Year 3155 – 605 BCE – Battle of Carchemish

After defeating the army of King Josiah at Megiddo, Pharaoh marched north to meet with the Assyrian army, their ally, against the king of Babylon. In Carchemish, which is in the northern Syria near Haran, a big battle took place in 605 BCE, precisely when the Biblical text mentioned it as happening in the fourth year of Jehoiakim son of Josiah (Jeremiah 46:2). The result of this battle was that Nebuchadnezzar destroyed both enemies: Assyria never rose to power again and Egypt lost all their conquest in the Levant and had to retire back to the Nile region. In the years that followed this decisive battle, the king of Babylon pushed the border of his empire until the brook of Egypt which probably meant one of the canals that was located on the eastern side of the Nile Delta, acting as a border with the Sinai Peninsula (before the construction of the Suez Canal in the 19th century).


Battle of Carchemish
Battle of Carchemish (Ollier, Edmund, Cassell's Illustrated Universal History, vol. 1)

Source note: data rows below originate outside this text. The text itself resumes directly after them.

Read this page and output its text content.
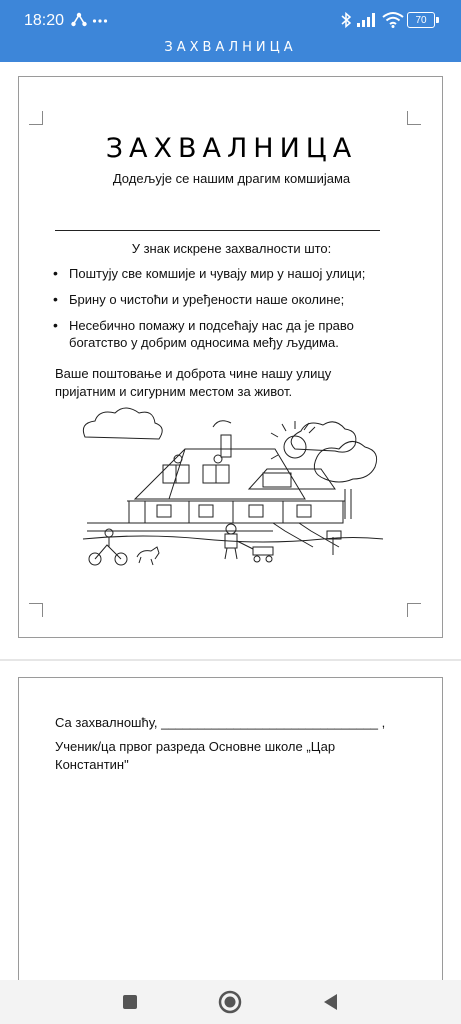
18:20	70
ЗАХВАЛНИЦА
ЗАХВАЛНИЦА
Додељује се нашим драгим комшијама
У знак искрене захвалности што:
• Поштују све комшије и чувају мир у нашој улици;
• Брину о чистоћи и уређености наше околине;
• Несебично помажу и подсећају нас да је право богатство у добрим односима међу људима.
Ваше поштовање и доброта чине нашу улицу пријатним и сигурним местом за живот.
Са захвалношћу, ______________________________ ,
Ученик/ца првог разреда Основне школе „Цар Константин"
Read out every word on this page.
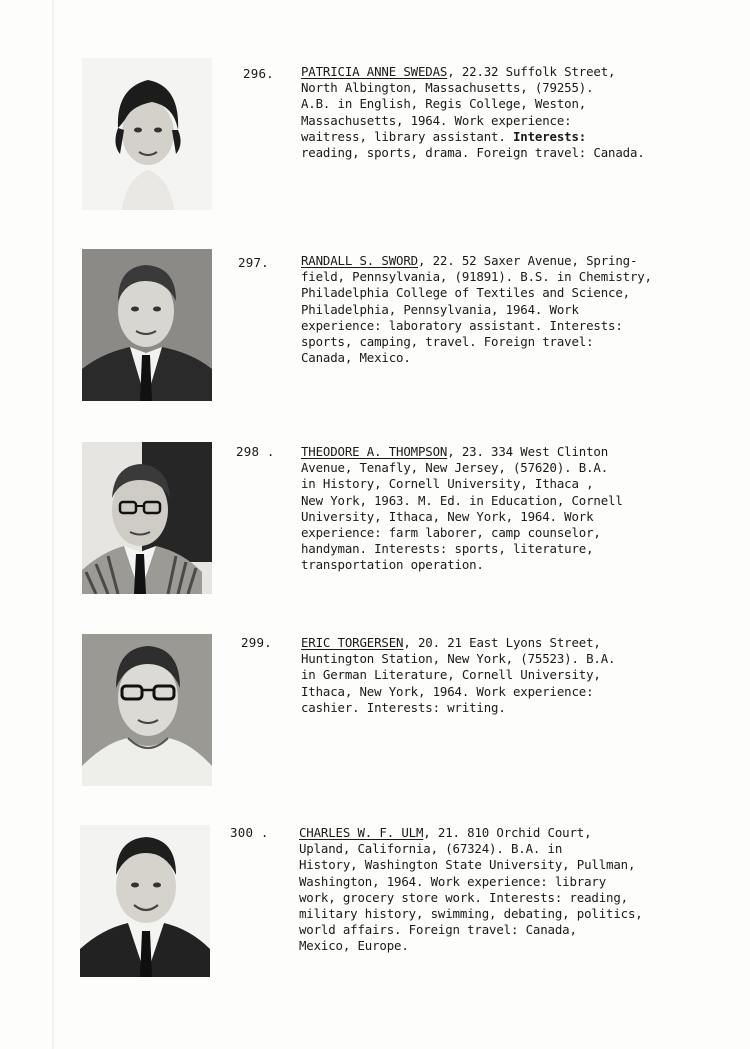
296. PATRICIA ANNE SWEDAS, 22.32 Suffolk Street,
North Albington, Massachusetts, (79255).
A.B. in English, Regis College, Weston,
Massachusetts, 1964. Work experience:
waitress, library assistant. Interests:
reading, sports, drama. Foreign travel: Canada.
297.	RANDALL S. SWORD, 22. 52 Saxer Avenue, Spring-
field, Pennsylvania, (91891). B.S. in Chemistry,
Philadelphia College of Textiles and Science,
Philadelphia, Pennsylvania, 1964. Work
experience: laboratory assistant. Interests:
sports, camping, travel. Foreign travel:
Canada, Mexico.
298 . THEODORE A. THOMPSON, 23. 334 West Clinton
Avenue, Tenafly, New Jersey, (57620). B.A.
in History, Cornell University, Ithaca ,
New York, 1963. M. Ed. in Education, Cornell
University, Ithaca, New York, 1964. Work
experience: farm laborer, camp counselor,
handyman. Interests: sports, literature,
transportation operation.
299. ERIC TORGERSEN, 20. 21 East Lyons Street,
Huntington Station, New York, (75523). B.A.
in German Literature, Cornell University,
Ithaca, New York, 1964. Work experience:
cashier. Interests: writing.
300 . CHARLES W. F. ULM, 21. 810 Orchid Court,
Upland, California, (67324). B.A. in
History, Washington State University, Pullman,
Washington, 1964. Work experience: library
work, grocery store work. Interests: reading,
military history, swimming, debating, politics,
world affairs. Foreign travel: Canada,
Mexico, Europe.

Year 3155 – 605 BCE – Daniel taken to Babylon

Then Nebuchadnezzar and his army invaded the kingdom of Judah and started to besiege Jerusalem. Rather than facing destruction as his neighbors endured, King Jehoiakim switched allegiance and chose to become vassal to Babylon. Nebuchadnezzar took a tribute and spoils from the Temple, and also had some special request:


In the third year of the reign of Jehoiakim king of Judah came Nebuchadnezzar king of Babylon unto Jerusalem and besieged it. And the Lord gave Jehoiakim king of Judah into his hand, with part of the vessels of the house of God; and he carried them into the land of Shinar to the house of his god, and the vessels he brought into the treasure-house of his god.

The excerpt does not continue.